A species described the following year by Oliver Zompro and Ingo Fritzsche as Dares ziegleri was added to the genus Orestes in 2021 by Joachim Bresseel and Kawin Jiaranaisakul. A transfer of Orestes guangxiensis (then valid name Pylaemenes guanxiensis) into the genus Dares by Zompro in 2004, was reversed in 2006 by Paul D. Brock and Masaya Okada.

The differentiation between Orestes and Pylaemenes, introduced in 2018, was confirmed by Sarah Bank et al in their work on the spread of the Heteropterygidae, which was mainly based on genetic analysis published in 2021. With regard to the Dares species investigated there, it was found that Dares is a monophyletic group, which also includes two previously unknown or at least unidentified species (see cladogram).

Valid species are:
Gültige Arten sind:
- Dares breitensteini (Redtenbacher, 1906)
- Dares kinabaluensis Bragg, 1998
- Dares mjobergi Bragg, 1998
- Dares multispinosus Bragg, 1998
- Dares murudensis Bragg, 1998
- Dares navangensis Bragg, 1998
- Dares philippinensis Bragg, 1998
- Dares planissimus Bragg, 1998
- Dares ulula (Westwood, 1859)
(syn. = Dares calamita Redtenbacher, 1906)
(syn. = Dares corticinus Redtenbacher, 1906)
- Dares validispinus Stål, 1875
- Dares verrucosus Redtenbacher, 1906
  - Dares verrucosus verrucosus Redtenbacher, 1906
  - Dares verrucosus tawauensis Seow-Choen, 2016

== Terraristic ==
Five species can be found in the terrariums of lovers. Dares validispinus was first introduced in 1979 and was given PSG number 38 by the Phasmid Study Group. Dares verrucosus has been introduced several times since 1984 and was given PSG number 69. Since 1991 has been repeatedly imported Dares ulula listed under PSG number 117. It is considered the most delicate of the species in breeding.

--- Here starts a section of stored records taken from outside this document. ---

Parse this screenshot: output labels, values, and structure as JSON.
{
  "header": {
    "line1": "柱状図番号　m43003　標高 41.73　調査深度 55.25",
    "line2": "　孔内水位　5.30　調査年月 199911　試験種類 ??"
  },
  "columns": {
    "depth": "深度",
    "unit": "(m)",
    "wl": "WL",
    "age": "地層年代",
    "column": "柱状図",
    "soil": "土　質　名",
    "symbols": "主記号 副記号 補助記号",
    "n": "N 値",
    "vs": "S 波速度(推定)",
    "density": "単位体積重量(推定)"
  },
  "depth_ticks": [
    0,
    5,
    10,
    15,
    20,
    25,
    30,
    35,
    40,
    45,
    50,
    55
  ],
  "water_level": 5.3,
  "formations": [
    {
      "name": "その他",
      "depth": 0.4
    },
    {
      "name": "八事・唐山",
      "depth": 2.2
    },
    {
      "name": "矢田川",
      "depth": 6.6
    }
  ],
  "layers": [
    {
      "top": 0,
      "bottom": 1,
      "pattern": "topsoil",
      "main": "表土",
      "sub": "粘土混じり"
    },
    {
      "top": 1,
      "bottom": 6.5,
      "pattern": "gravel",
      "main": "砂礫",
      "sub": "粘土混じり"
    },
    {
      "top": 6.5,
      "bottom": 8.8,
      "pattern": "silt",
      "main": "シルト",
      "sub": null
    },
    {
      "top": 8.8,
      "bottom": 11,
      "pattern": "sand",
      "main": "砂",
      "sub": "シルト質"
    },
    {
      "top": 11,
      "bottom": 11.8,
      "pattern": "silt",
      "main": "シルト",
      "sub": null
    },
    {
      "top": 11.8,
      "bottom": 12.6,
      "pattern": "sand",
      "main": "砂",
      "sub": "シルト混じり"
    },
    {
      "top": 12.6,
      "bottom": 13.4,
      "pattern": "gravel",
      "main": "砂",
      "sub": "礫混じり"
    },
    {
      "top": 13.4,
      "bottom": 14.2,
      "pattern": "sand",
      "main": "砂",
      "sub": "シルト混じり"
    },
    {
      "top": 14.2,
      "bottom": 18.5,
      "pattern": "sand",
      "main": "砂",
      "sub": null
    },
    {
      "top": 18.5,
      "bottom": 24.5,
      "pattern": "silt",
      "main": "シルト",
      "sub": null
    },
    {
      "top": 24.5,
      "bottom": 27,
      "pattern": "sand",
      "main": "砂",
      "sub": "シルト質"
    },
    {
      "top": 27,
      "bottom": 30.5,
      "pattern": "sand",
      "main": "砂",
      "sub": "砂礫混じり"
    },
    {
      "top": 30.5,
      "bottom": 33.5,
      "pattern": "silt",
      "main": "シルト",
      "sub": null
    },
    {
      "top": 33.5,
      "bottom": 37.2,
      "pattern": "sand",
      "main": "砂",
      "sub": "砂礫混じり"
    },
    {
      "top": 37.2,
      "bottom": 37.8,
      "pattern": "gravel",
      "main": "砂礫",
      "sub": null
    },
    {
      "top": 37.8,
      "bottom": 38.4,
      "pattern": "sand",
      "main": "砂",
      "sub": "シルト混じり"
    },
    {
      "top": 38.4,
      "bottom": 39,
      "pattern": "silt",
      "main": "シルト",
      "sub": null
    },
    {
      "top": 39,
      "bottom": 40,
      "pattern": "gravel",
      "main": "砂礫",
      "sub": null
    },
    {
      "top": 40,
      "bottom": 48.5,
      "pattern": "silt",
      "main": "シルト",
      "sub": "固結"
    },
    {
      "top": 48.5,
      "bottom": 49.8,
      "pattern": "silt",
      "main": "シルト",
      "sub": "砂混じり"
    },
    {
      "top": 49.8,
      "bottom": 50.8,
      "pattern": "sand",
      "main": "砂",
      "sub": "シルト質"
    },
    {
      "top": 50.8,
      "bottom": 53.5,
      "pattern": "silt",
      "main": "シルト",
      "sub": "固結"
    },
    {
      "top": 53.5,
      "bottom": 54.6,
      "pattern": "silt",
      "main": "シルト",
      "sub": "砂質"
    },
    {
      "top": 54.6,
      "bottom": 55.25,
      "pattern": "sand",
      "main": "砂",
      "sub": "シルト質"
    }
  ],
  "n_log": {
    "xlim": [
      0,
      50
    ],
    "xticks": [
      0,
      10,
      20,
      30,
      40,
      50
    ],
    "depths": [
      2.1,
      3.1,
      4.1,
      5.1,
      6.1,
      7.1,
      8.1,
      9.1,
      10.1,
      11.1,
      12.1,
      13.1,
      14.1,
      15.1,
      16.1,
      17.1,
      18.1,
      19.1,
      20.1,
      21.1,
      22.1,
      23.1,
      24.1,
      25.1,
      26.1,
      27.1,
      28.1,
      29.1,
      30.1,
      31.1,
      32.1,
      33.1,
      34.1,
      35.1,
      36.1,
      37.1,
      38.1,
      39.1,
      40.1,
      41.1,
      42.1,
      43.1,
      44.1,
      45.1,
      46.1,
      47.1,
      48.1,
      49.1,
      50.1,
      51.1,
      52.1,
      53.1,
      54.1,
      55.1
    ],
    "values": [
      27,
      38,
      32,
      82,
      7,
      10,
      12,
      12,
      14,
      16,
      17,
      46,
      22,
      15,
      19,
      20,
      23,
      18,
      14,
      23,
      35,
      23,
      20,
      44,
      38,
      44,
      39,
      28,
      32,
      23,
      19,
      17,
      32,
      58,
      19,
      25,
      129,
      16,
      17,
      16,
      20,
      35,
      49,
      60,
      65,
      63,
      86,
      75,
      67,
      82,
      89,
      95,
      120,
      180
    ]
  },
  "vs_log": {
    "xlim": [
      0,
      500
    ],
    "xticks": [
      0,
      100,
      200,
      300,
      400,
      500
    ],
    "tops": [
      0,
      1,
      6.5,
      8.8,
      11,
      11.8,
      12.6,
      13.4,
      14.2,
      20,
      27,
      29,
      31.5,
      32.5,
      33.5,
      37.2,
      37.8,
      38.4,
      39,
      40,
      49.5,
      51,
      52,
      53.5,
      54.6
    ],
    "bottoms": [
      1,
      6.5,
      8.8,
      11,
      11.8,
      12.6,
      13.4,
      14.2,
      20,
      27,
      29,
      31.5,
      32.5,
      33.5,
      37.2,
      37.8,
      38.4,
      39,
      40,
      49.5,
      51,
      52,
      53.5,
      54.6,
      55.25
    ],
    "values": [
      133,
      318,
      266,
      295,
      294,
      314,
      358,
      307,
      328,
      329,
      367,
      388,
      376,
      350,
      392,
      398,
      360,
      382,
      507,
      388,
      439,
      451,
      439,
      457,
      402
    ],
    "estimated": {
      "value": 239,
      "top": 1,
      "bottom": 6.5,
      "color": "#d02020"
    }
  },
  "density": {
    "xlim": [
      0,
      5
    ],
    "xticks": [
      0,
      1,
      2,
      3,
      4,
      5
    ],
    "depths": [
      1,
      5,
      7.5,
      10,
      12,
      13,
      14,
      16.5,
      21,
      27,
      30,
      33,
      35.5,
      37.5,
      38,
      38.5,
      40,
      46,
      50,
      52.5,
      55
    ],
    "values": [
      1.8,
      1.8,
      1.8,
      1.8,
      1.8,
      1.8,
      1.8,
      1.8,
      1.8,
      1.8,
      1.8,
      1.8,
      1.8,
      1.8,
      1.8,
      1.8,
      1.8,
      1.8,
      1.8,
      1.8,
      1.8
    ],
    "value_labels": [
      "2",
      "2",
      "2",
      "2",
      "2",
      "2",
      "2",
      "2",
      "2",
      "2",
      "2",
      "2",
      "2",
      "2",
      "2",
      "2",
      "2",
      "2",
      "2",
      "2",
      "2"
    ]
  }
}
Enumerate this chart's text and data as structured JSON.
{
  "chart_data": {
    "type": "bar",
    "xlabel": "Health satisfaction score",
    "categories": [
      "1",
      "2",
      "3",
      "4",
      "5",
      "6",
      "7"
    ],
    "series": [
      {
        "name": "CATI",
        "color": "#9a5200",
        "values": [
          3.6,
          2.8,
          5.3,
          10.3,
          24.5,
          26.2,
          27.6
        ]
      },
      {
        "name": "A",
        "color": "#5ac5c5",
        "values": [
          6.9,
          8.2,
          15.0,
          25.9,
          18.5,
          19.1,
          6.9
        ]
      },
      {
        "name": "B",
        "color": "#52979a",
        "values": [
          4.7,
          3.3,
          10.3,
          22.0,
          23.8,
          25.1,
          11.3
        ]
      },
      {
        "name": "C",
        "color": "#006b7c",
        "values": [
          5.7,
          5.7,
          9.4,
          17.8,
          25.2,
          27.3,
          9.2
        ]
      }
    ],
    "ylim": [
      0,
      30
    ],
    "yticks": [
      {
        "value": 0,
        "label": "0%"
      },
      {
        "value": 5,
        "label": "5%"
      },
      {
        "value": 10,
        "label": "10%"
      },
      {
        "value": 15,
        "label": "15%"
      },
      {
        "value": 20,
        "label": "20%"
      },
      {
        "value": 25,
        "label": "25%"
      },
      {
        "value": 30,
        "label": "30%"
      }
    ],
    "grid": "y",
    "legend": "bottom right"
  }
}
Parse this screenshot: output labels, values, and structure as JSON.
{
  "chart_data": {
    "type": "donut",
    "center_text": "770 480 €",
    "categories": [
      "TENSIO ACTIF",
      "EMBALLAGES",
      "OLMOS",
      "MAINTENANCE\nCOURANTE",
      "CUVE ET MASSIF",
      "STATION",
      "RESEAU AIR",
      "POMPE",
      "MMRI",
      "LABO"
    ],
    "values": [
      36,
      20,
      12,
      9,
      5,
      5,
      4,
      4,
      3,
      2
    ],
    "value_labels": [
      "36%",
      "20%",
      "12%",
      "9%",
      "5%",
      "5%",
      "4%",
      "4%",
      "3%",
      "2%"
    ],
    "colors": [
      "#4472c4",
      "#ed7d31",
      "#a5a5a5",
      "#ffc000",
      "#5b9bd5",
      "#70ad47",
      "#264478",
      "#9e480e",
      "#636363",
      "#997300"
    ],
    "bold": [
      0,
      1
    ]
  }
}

Similar or identical to Dares ulula is a breeding stock which is referred to as Dares spec. 'Gunung Gading' after its location in Sarawak. In addition, under the PSG number 332, a species collected by Bragg and Paul Jenning in 2006 is in breeding, which is initially named Dares sp. 'Crocker Range'. It was identified in 2014 by Thies Büscher as Dares murudensis described by Bragg in 1998 on the basis of a female. The fifth species, Dares philippinensis, has been kept and bred since around 2010/2011. She received the PSG number 331.

Dares species only need small terrariums with high humidity and a substrate to lay their eggs. Almost all of them can be fed with leaves of bramble (blackberries) or oak.